How to differentiate exponentials of Lindblad operators?

Question

Suppose I have a time evolution generate by a Lindbladian $\mathcal{L}(x)$, parameterised by $x\in \mathbb{R}$. Suppose I wish to differentiate $k$ times with respect to $x$, how do I got about this? That is, suppose I am working in the Heisenberg picture and $A$ is an operator, then how should I express the following: $$\frac{\partial^k e^{t\mathcal{L}(x)}}{\partial x^k}(A) \ \ \ \ ?$$

Answer 1

In this question, it is not very relevant that $\mathcal L$ is a superoperator and acts on an operator $A$. For any (super-) operator $L(x)$ that depends on a parameter $x$, the derivative of the matrix exponential is given as follows: $$ \partial_x \mathrm e^{L(x)} = \int_0^1 \mathrm d\lambda\; \mathrm e^{\lambda L(x)}\, L'(x)\, \mathrm e^{(1-\lambda) L(x)} . $$ (source)

To apply this formula in your case, replace $L(x)$ by $t\mathcal L(x)$. To obtain higher derivatives, apply the formula repeatedly using the product rule inside the integral.

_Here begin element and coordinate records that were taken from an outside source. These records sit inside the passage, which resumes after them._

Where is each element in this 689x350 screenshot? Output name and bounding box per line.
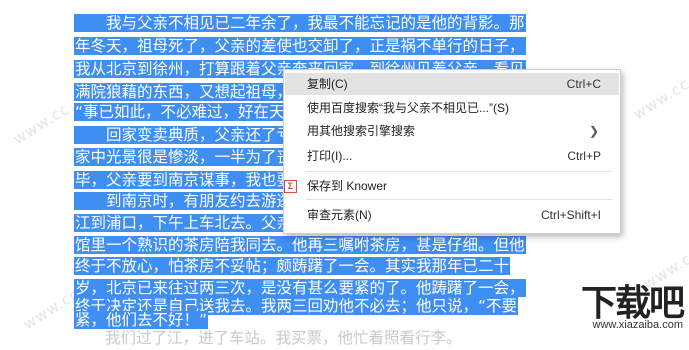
- menu-item-shortcut: Ctrl+C: [566, 77, 601, 91]
- menu-item-search-baidu[interactable]: 使用百度搜索“我与父亲不相见已...”(S): [285, 97, 619, 119]
- menu-item-inspect[interactable]: 审查元素(N) Ctrl+Shift+I: [285, 204, 619, 226]
- menu-item-label: 使用百度搜索“我与父亲不相见已...”(S): [307, 101, 509, 115]
- menu-item-label: 用其他搜索引擎搜索: [307, 124, 416, 138]
- menu-item-label: 保存到 Knower: [307, 179, 388, 193]
- menu-item-print[interactable]: 打印(I)... Ctrl+P: [285, 145, 619, 167]
- logo-url: www.xiazaiba.com: [592, 319, 683, 331]
- menu-item-shortcut: Ctrl+P: [567, 149, 601, 163]
- article-line: 我们过了江，进了车站。我买票，他忙着照看行李。: [74, 329, 462, 347]
- context-menu: 复制(C) Ctrl+C 使用百度搜索“我与父亲不相见已...”(S) 用其他搜…: [283, 69, 621, 234]
- menu-item-label: 审查元素(N): [307, 208, 372, 222]
- menu-item-label: 打印(I)...: [307, 149, 353, 163]
- menu-item-search-other[interactable]: 用其他搜索引擎搜索 ❯: [285, 120, 619, 142]
- article-line: 馆里一个熟识的茶房陪我同去。他再三嘱咐茶房，甚是仔细。但他: [74, 236, 526, 254]
- menu-separator: [306, 199, 612, 200]
- chevron-right-icon: ❯: [588, 124, 599, 138]
- menu-item-label: 复制(C): [307, 77, 348, 91]
- article-line: 我与父亲不相见已二年余了，我最不能忘记的是他的背影。那: [74, 14, 526, 32]
- site-logo: 下载吧 www.xiazaiba.com: [549, 274, 689, 333]
- knower-icon: Σ: [284, 180, 297, 193]
- menu-item-save-knower[interactable]: Σ 保存到 Knower: [284, 175, 619, 197]
- menu-item-shortcut: Ctrl+Shift+I: [540, 208, 601, 222]
- menu-item-copy[interactable]: 复制(C) Ctrl+C: [285, 73, 619, 95]
- menu-separator: [306, 171, 612, 172]
- article-line: 终于不放心，怕茶房不妥帖；颇踌躇了一会。其实我那年已二十: [74, 257, 511, 275]
- article-line: 年冬天，祖母死了，父亲的差使也交卸了，正是祸不单行的日子，: [74, 37, 526, 55]
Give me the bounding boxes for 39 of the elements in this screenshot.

For $[L'(x), L(x)] = 0$, the result simply becomes $L'(x)\, \mathrm e^{L(x)}$.

Finally I wanted to note that your expression $\mathrm e^{t\mathcal L} A$ strikes me as unusual. I do not know the context, but operators in the Heisenberg picture usually evolve according to the adjoint generator, i.e., $\mathrm e^{t\mathcal L^\dagger} A$.